Canyon live oak gives functional habitat for many fauna by providing perching, nesting, resting, or foraging sites for numerous species of birds, and shade and cover for diverse other mammals. Young Q. chrysolepis is a readily available browse. Canyon live oak woodlands serve as excellent mountain lion habitat because of the large population of deer frequenting these areas. Many species forage on canyon live oak foliage including black-tailed jackrabbit, beaver, brush rabbit, red-backed vole, Sonoma chipmunk, cactus mouse, deer mouse, and porcupine. Pocket gophers often feed on the cambium of young canyon live oaks.

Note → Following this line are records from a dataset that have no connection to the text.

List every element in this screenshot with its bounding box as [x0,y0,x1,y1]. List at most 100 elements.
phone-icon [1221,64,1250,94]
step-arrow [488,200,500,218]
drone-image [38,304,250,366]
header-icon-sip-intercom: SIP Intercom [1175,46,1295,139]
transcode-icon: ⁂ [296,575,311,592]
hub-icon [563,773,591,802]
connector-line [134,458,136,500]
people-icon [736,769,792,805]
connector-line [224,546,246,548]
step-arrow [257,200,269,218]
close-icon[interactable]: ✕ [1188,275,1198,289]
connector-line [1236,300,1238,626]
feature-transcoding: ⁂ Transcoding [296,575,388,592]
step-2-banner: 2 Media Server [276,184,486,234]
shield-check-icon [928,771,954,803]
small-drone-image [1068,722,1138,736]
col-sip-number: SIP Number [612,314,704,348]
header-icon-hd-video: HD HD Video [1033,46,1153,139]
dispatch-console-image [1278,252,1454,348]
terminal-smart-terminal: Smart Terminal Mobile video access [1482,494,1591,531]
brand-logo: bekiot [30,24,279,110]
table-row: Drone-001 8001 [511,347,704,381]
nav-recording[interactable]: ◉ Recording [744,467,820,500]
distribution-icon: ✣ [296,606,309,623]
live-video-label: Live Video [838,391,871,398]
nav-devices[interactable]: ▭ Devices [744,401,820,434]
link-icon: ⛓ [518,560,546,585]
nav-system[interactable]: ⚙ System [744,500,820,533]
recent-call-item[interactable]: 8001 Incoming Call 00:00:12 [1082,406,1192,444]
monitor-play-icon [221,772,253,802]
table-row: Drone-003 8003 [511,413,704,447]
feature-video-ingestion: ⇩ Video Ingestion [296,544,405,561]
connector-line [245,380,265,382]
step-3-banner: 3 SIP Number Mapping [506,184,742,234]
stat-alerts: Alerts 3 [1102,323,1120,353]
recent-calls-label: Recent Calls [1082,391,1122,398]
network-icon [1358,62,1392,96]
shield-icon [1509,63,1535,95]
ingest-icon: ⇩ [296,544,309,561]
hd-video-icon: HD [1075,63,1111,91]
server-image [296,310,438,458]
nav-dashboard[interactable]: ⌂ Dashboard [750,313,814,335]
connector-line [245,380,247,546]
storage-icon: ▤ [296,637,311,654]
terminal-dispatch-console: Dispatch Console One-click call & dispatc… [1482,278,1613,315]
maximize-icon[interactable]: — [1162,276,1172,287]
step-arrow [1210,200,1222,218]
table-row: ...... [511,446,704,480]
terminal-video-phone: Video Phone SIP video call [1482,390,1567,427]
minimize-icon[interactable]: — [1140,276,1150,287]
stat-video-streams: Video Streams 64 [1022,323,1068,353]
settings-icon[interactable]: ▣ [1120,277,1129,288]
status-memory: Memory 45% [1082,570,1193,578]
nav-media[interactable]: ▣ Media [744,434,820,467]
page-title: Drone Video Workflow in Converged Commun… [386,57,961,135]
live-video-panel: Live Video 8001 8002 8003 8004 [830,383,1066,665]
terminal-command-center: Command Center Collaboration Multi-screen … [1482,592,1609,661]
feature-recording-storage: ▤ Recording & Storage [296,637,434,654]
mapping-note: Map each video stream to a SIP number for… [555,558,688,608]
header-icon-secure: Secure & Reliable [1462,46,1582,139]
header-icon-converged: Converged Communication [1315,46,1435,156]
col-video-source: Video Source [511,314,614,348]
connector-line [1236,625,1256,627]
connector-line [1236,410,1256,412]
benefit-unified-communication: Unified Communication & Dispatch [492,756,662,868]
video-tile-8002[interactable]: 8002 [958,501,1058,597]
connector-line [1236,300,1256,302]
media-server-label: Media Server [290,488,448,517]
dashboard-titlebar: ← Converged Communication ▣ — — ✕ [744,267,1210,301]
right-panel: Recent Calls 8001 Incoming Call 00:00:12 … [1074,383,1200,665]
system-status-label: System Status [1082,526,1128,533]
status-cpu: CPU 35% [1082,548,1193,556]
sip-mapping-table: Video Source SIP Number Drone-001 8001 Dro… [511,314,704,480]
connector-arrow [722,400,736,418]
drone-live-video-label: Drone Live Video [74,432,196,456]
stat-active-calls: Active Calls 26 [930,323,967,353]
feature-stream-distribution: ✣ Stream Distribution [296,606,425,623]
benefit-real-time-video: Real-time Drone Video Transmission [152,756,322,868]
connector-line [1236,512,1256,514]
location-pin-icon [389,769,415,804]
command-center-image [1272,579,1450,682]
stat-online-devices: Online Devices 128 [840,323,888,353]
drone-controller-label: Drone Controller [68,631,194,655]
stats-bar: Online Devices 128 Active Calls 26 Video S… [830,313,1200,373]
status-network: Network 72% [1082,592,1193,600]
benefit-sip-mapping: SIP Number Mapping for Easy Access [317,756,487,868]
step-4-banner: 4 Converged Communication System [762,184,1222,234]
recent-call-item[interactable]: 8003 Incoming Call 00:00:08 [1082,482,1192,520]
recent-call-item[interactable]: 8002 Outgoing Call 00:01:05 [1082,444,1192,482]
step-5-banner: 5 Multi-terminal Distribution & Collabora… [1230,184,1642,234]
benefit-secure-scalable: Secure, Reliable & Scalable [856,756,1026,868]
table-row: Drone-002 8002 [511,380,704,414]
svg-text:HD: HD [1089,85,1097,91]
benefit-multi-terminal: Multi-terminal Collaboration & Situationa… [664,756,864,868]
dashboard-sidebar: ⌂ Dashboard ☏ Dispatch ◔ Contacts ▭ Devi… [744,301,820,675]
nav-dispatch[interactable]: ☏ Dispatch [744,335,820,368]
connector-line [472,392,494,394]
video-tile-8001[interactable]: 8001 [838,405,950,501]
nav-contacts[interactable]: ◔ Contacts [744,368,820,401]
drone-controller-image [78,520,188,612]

Canyon live oak is a major host plant for the caterpillars of the California sister (Adelpha californica) butterfly. Also, in southern California, Q. chrysolepis is the food plant of a small moth, Neocrania bifasciata.

==Allergenicity==
The pollen of the canyon live oak is a severe allergen. Pollination occurs in spring.

== Uses ==
The acorns are edible. Native Americans used them as a food staple after leaching the tannins. Its roasted seed is also used as a coffee substitute.

The wood is strong, being referred to as 'maul oak' by European-American settlers who employed it for sledgehammers and wedges. It is sometimes used in paneling and especially as firewood.